The test began. I’d never sat at a desk for four hours in a room full of people. The noise was unbelievable, yet I seemed to be the only person who heard it, who couldn’t divert her attention from the rustle of turning pages and the scratch of pencils on paper.

When it was over I suspected that I’d failed the math, and I was positive that I’d failed the science. My answers for the science portion couldn’t even be called guesses. They were random, just patterns of dots on that strange pink sheet.

I drove home. I felt stupid, but more than stupid I felt ridiculous. Now that I’d seen the other students—watched them march into the classroom in neat rows, claim their seats and calmly fill in their answers, as if they were performing a practiced routine—it seemed absurd that I had thought I could score in the top fifteen percent.

That was their world. I stepped into overalls and returned to mine.

* * *

THERE WAS AN UNUSUALLY hot day that spring, and Luke and I spent it hauling purlins—the iron beams that run horizontally along the length of a roof. The purlins were heavy and the sun relentless. Sweat dripped from our noses and onto the painted iron. Luke slipped out of his shirt, grabbed hold of the sleeves and tore them, leaving huge gashes a breeze could pass through. I wouldn’t have dreamed of doing anything so radical, but after the twentieth purlin my back was sticky with sweat, and I flapped my T-shirt to make a fan, then rolled up my sleeves until an inch of my shoulders was visible. When Dad saw me a few minutes later, he strode over and yanked the sleeves down. “This ain’t a whorehouse,” he said.

I watched him walk away and, mechanically, as if I weren’t making the decision, rerolled them. He returned an hour later, and when he caught sight of me he paused mid-step, confused. He’d told me what to do, and I hadn’t done it. He stood uncertainly for a moment, then crossed over to me, took hold of both sleeves and jerked them down. He didn’t make it ten steps before I’d rolled them up again.

I wanted to obey. I meant to. But the afternoon was so hot, the breeze on my arms so welcome. It was just a few inches. I was covered from my temples to my toes in grime. It would take me half an hour that night to dig the black dirt out of my nostrils and ears. I didn’t feel much like an object of desire or temptation. I felt like a human forklift. How could an inch of skin matter?

* * *

I WAS HOARDING MY PAYCHECKS, in case I needed the money for tuition. Dad noticed and started charging me for small things. Mother had gone back to buying insurance after the second car accident, and Dad said I should pay my share. So I did. Then he wanted more, for registration. “These Government fees will break you,” he said as I handed him the cash.

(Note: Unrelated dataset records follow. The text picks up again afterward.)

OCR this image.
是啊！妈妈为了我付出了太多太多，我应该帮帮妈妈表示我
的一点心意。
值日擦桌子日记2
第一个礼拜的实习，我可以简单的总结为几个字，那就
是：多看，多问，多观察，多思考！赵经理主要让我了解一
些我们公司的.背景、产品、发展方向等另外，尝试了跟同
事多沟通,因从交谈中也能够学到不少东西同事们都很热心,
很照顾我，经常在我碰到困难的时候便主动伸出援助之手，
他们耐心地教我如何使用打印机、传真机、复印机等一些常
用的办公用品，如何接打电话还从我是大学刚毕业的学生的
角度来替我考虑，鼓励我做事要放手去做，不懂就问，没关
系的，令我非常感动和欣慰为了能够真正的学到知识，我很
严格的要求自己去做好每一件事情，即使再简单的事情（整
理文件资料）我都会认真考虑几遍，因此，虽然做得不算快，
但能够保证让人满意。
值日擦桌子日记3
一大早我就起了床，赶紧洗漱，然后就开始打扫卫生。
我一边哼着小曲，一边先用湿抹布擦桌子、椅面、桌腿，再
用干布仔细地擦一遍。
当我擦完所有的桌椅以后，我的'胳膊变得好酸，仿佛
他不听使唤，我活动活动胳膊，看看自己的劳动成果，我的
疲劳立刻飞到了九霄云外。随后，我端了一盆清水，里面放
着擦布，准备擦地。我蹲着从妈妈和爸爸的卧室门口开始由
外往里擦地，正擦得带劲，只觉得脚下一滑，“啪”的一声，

That satisfied Dad until my test results arrived. I returned from the junkyard to find a white envelope. I tore it open, staining the page with grease, and looked past the individual scores to the composite. Twenty-two. My heart was beating loud, happy beats. It wasn’t a twenty-seven, but it opened up possibilities. Maybe Idaho State.

I showed Mother the score and she told Dad. He became agitated, then he shouted that it was time I moved out.

“If she’s old enough to pull a paycheck, she’s old enough to pay rent,” Dad yelled. “And she can pay it somewhere else.” At first Mother argued with him, but within minutes he’d convinced her.

I’d been standing in the kitchen, weighing my options, thinking about how I’d just given Dad four hundred dollars, a third of my savings, when Mother turned to me and said, “Do you think you could move out by Friday?”